Los dos callan durante un rato, pensativos, luego él agita las manos como espantando fantasmas.
—Hablaré con el chico, no te apures, pero son cosas de críos, está en la edad, a todos nos ha pasado. ¿Te acuerdas de Paco? Sí, mujer, Francisco Alquezar, Paco, somos amigos desde el colegio, nos vemos poco, pero has follado con él media docena de veces, aunque ya hace tiempo de eso. Pues Paquito y yo, cuando éramos chavales, pasamos más de una tarde haciéndonos la catequesis el uno al otro y ya ves, aquí estamos.
—Ay Pablo, no sé, que me da mucho miedo —insiste Marisa—; mira el hijo de los del quinto, tan buen chiquillo que parecía de niño y ahora, de repente, les sale del armario hecho un cura preconciliar. No me fio, corazón, que en esas páginas les meten cosas raras en la cabeza: el pecado, el examen de conciencia, los actos de contrición, y terminan siendo unos asociales llenitos de traumas.
Pablo la abraza conciliador y le impone silencio con un morreo largo.
—Venga, tranquila, que yo me ocupo. Hablando de otra cosa, ¿cuánto hace que no vemos a tu hermana y a mi cuñado? Yo con Julián me llevo de maravilla y a Clara la quiero un montón.

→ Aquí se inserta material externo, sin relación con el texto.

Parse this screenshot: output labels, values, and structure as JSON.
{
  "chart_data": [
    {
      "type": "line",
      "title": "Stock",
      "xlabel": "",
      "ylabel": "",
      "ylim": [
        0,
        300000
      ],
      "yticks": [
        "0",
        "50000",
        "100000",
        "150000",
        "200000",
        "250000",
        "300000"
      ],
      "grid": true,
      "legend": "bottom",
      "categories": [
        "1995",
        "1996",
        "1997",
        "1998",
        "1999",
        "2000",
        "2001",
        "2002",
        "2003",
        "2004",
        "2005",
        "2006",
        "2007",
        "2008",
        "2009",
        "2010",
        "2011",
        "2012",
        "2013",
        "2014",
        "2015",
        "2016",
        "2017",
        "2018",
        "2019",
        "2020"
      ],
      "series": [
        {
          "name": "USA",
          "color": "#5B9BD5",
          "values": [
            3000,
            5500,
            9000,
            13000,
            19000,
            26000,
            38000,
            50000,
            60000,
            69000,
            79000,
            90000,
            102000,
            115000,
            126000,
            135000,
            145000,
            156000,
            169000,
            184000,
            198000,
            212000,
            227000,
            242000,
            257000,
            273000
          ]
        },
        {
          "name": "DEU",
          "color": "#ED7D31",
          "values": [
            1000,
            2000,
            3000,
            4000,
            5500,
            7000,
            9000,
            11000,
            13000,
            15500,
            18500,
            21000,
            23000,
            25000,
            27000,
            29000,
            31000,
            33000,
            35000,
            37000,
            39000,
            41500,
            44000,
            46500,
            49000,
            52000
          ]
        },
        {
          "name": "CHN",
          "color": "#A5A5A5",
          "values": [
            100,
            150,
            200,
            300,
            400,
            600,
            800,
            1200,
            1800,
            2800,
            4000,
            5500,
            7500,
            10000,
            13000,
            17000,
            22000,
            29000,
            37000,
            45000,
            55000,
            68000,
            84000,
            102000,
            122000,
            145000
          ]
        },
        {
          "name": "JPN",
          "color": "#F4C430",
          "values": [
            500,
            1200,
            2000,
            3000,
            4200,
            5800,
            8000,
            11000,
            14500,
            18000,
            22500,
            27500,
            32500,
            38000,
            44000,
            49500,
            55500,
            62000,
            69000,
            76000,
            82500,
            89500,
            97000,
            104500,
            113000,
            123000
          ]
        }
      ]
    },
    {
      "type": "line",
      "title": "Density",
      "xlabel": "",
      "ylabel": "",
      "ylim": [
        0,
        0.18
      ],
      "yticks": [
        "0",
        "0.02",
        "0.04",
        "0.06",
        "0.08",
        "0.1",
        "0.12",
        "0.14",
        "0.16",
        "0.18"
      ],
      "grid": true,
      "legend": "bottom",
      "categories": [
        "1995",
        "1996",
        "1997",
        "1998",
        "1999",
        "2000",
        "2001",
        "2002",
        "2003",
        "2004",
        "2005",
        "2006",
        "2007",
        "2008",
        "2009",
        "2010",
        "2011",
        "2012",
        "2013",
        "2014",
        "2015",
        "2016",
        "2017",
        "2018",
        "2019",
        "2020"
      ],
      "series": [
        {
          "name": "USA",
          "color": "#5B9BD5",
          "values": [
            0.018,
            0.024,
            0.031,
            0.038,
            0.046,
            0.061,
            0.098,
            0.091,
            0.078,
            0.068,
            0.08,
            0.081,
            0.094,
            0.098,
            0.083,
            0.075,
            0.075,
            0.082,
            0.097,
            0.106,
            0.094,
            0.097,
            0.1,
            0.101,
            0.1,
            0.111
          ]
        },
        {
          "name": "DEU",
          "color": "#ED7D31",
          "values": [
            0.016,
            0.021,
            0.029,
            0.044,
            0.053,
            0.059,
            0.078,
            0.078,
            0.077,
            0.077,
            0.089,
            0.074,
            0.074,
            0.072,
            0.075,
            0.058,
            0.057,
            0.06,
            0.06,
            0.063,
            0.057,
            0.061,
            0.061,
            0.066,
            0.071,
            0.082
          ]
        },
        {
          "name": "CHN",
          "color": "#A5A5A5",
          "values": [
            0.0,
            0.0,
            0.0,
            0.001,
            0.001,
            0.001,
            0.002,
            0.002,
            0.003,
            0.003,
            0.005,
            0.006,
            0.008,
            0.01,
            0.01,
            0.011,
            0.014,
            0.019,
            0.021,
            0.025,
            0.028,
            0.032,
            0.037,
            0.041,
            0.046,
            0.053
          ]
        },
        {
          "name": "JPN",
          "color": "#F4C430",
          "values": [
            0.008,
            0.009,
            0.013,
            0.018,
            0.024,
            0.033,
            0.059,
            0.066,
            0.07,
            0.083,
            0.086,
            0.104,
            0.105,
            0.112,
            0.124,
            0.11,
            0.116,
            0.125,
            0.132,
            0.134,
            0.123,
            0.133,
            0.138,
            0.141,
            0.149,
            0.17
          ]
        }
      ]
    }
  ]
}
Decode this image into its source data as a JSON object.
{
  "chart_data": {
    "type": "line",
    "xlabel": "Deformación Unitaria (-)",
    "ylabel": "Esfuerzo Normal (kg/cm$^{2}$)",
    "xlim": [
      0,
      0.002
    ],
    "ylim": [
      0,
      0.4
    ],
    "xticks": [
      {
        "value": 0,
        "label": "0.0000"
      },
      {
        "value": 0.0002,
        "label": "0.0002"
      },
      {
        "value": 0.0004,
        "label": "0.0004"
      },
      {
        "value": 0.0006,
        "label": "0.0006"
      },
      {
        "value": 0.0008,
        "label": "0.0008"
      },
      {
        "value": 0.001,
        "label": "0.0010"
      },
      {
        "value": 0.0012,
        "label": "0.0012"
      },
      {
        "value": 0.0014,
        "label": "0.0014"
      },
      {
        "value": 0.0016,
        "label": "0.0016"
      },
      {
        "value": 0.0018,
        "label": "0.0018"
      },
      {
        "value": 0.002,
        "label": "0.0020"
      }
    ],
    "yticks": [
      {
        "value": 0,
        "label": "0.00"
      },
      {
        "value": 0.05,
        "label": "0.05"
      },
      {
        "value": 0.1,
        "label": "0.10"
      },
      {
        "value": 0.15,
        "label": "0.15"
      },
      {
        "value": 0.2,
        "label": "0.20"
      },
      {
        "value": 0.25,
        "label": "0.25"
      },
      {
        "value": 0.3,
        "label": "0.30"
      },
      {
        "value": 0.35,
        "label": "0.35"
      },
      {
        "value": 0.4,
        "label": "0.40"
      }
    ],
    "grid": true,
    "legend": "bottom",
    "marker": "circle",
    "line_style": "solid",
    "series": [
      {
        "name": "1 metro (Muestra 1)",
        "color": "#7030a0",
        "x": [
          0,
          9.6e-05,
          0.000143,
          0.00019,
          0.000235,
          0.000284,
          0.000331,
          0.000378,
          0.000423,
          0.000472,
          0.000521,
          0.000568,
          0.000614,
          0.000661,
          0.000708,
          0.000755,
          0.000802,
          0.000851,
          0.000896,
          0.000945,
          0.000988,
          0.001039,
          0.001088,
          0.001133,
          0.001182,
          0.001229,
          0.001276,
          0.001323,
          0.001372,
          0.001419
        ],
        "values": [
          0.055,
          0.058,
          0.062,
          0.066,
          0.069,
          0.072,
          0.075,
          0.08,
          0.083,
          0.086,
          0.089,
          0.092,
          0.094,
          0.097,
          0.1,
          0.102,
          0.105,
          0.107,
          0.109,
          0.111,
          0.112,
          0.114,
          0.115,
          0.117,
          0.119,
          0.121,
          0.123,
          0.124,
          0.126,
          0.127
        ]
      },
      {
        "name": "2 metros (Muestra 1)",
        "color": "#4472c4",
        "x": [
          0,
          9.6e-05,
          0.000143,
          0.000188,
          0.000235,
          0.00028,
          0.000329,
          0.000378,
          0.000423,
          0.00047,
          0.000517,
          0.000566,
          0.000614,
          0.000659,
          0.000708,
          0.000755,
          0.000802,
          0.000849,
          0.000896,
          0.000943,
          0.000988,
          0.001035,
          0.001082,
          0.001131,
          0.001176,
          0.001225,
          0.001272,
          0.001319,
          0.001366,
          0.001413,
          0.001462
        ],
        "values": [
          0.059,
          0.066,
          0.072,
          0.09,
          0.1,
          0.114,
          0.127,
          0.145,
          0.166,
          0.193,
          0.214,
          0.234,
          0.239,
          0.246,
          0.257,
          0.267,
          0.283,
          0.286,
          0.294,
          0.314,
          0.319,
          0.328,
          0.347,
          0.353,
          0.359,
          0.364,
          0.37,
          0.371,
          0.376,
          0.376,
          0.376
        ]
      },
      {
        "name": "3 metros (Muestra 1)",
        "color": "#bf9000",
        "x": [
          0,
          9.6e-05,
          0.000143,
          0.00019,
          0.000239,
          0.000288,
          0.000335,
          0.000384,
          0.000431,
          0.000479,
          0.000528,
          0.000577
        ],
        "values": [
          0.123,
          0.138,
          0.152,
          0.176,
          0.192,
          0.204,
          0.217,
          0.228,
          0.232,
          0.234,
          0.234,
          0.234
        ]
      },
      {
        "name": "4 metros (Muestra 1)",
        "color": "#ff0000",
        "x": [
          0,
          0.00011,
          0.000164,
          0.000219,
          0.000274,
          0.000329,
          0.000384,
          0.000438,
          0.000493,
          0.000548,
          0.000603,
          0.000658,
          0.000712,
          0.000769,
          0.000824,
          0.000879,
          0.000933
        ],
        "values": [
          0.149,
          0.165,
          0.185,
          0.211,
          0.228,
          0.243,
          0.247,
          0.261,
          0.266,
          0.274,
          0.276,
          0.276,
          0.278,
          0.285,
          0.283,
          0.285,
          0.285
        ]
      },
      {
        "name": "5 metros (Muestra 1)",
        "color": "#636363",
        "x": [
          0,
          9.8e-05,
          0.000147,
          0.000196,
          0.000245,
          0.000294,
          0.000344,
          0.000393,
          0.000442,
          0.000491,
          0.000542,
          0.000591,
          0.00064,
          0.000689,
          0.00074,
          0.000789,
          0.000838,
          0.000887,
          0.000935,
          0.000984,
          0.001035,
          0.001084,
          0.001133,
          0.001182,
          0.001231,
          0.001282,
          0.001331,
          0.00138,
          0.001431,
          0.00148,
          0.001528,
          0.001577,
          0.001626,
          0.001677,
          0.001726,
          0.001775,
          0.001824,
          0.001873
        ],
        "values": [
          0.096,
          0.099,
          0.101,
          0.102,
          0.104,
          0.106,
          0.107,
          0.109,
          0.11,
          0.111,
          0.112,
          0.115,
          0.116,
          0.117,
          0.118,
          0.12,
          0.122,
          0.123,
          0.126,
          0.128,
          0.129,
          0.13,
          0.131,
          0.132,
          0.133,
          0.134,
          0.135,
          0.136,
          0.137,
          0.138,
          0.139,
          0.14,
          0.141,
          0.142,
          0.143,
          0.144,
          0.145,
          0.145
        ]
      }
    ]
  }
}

A Marisa se le enciende la mirada con un brillo de alegría.
—Tienes razón, cariño, lo mismo hace tres o cuatro meses que no follamos con ellos. ¿Qué te parece si los invitamos a cenar este sábado?
Pablo se levanta, coge la americana y empieza a caminar en dirección a su habitación; ha decidido que se dará una ducha antes de cenar para sentirse más cómodo.
—Por mí encantado, amor mío. ¿Hablas tú con ellos? Voy a darme un agua que hace calor. Te quiero.
Marisa asiente y vuelve a subir el volumen del televisor. Una hembra de bonobo se aparea con un macho a cambio de un plátano. «Joder, vaya hostia de programación —se queja mentalmente—; estaremos en el tercer milenio, pero la tele sigue siendo una mierda».